Com o tempo, essa diferença entre narrativa e realidade acaba se tornando visível. O tempo tem uma característica implacável: ele expõe as consequências das escolhas. Decisões acertadas fortalecem instituições, consolidam resultados e criam histórias de sucesso. Decisões baseadas em ego, insegurança ou disputa de poder costumam produzir o efeito contrário, ainda que demorem algum tempo para mostrar seus impactos.

Por isso, quando analisamos casos como o de Felipe Luiz, a reflexão que realmente importa não é apenas sobre o técnico, o clube ou o momento específico. A questão central é compreender quais forças invisíveis influenciam as grandes decisões dentro de qualquer organização. Ego, poder, influência, dependência política, preservação de status ou, de fato, propósito e resultado.

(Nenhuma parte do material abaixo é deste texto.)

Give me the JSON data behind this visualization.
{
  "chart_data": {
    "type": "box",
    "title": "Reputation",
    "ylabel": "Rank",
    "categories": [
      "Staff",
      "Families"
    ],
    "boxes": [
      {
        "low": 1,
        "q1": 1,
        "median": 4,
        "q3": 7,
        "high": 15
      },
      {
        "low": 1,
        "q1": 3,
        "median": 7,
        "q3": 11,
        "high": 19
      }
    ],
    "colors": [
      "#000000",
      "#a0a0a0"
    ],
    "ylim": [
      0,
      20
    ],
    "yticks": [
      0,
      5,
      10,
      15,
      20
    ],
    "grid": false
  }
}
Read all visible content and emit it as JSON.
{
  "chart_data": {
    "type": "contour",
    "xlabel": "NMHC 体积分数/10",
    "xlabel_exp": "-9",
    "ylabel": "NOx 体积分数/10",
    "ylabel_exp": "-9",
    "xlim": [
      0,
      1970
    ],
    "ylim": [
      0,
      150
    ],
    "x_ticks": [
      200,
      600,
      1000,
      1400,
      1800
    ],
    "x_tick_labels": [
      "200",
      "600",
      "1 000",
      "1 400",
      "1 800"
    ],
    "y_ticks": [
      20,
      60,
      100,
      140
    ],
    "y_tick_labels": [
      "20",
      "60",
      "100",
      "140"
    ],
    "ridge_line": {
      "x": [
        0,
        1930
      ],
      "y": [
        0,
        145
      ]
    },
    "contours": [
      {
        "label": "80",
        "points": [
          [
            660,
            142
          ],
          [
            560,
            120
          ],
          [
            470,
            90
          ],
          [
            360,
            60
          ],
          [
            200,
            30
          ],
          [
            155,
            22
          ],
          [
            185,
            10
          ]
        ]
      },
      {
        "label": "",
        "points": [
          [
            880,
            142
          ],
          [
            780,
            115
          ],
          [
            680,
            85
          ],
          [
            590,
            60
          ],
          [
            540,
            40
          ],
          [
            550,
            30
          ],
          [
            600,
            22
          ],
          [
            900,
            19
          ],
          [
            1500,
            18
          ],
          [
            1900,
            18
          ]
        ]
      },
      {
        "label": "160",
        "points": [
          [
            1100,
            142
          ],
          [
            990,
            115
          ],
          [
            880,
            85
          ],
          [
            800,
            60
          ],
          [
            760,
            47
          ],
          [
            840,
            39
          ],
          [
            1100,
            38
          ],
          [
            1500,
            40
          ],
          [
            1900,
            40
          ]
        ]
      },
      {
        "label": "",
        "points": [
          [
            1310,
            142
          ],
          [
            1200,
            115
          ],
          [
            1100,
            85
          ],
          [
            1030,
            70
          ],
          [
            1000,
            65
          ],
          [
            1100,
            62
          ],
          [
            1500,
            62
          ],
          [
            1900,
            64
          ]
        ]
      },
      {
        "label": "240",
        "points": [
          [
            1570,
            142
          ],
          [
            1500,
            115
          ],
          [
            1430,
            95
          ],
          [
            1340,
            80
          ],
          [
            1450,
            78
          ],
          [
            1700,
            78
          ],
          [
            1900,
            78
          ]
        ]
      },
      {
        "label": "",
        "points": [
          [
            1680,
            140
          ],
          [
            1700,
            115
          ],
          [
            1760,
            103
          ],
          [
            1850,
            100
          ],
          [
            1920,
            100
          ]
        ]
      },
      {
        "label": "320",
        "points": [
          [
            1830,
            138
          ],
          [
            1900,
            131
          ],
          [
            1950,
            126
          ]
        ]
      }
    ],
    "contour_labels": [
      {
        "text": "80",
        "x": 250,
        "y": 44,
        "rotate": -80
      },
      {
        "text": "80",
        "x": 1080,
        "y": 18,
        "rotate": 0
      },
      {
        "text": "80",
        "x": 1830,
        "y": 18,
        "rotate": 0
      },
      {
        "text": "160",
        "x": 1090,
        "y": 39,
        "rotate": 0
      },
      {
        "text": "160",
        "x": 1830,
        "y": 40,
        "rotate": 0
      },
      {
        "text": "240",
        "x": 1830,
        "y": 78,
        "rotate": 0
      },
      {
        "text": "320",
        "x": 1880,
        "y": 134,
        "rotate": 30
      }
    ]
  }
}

Essa é uma pergunta que todo líder deveria fazer com honestidade. Porque no final das contas, resultados sustentáveis raramente nascem apenas de estratégia ou competência técnica. Eles são consequência direta de cultura, comportamento e qualidade das relações humanas dentro de um sistema.

E talvez essa seja a lição mais importante por trás de decisões como essa. Em muitas organizações, noventa por cento dos problemas não estão relacionados ao faturamento, à produtividade ou à eficiência operacional. Estão relacionados às pessoas. À forma como lideramos, à forma como lidamos com conflitos e, principalmente, à forma como escolhemos colocar o propósito coletivo acima dos interesses individuais.

Quando isso não acontece, decisões aparentemente estratégicas podem esconder algo muito mais simples e, ao mesmo tempo, muito mais perigoso: o triunfo silencioso do ego sobre o projeto. E quando isso se torna regra, não é apenas um líder que perde o espaço. É toda a organização que, aos poucos, perde o rumo.